Pour prévenir au mieux la propagation des cas, les équipes de promotion de la santé MSF recherchent les personnes nouvellement arrivées à Dagahaley, auxquelles elles proposent un dépistage médical. Mais l’absence d’un système d’accueil pour les identifier et les accueillir retarde leur accès à l’aide humanitaire.
Selon les données recueillies par nos équipes de sensibilisation, le nombre d’arrivées de familles somaliennes à Dagahaley a doublé entre août et septembre, atteignant plus de 800 personnes. Ce nombre devrait continuer à augmenter régulièrement dans les semaines et les mois à venir. La plupart des gens nouvellement arrivés disent avoir besoin d’abris, de nourriture, d’eau potable et de latrines, car la défécation à l’air libre est aujourd’hui courante.

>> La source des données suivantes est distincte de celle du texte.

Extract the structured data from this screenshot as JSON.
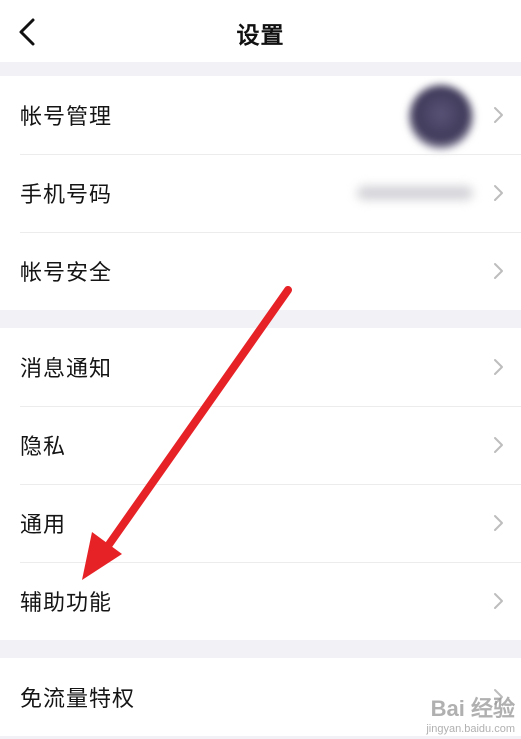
{
  "nav": {
    "title": "设置"
  },
  "groups": [
    {
      "items": [
        {
          "label": "帐号管理"
        },
        {
          "label": "手机号码"
        },
        {
          "label": "帐号安全"
        }
      ]
    },
    {
      "items": [
        {
          "label": "消息通知"
        },
        {
          "label": "隐私"
        },
        {
          "label": "通用"
        },
        {
          "label": "辅助功能"
        }
      ]
    },
    {
      "items": [
        {
          "label": "免流量特权"
        }
      ]
    }
  ],
  "icons": {
    "back": "chevron-left-icon",
    "row_chevron": "chevron-right-icon"
  },
  "colors": {
    "background": "#f2f2f6",
    "card": "#ffffff",
    "chevron": "#bdbdbd",
    "annotation_arrow": "#e62227"
  },
  "watermark": {
    "logo": "Bai 经验",
    "sub": "jingyan.baidu.com"
  }
}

Les personnes réfugiées qui vivent déjà à Dagahaley ont généreusement accueilli les nombreuses autres arrivées depuis peu, partageant avec elles leurs maigres ressources. Mais compter uniquement sur l’hospitalité n’est pas une solution durable. En outre, les gens qui ont peu de liens sociaux dans les camps n’ont guère d’autre choix que de vivre en marge de la société. Ils n’ont de plus qu’un accès limité à la nourriture et sont exposés au harcèlement et aux agressions.
« La situation humanitaire dans les camps et les communautés environnantes n’a pas encore atteint le point de rupture. Nous avons donc encore la possibilité d’intensifier l’action préventive. Nous pouvons aussi éviter qu’une situation d’urgence ne vienne s’ajouter à une crise qui dure déjà depuis longtemps, souligne Adrian Guadarrama. Le HCR, les donateurs et donatrices, ainsi que le gouvernement kenyan, doivent saisir l’urgence de se mobiliser dès maintenant. Il faut mettre en place un système d’accueil et de dépistage digne pour les personnes qui traversent la frontière vers le Kenya. Sans dépistage de celles nouvellement arrivées, les vaccinations seules auront peu d’impact. »
L’aide humanitaire devra également être renforcée pour répondre aux besoins des personnes nouvellement arrivées ou réfugiées de longue date, ainsi que des communautés d’accueil qui souffrent aussi de la sécheresse. Dans le même temps, la nécessité de trouver des solutions durables pour les gens qui sont réfugiés ne doit pas être oubliée, alors que des mesures de préparation et de réponse d’urgence sont mises en place.
« Beaucoup de gens arrivant dans les camps ont connu des traumatismes au cours du trajet. Certains ont même perdu des membres de leur famille en chemin et d’autres ont été victimes de violences. Il est donc essentiel de ne pas négliger le stress, la souffrance et les traumatismes psychologiques que nombre d’entre eux ont subis. Il faudrait donc tenter d’intégrer des services de santé mentale dans la réponse », explique Adrian Guadarrama.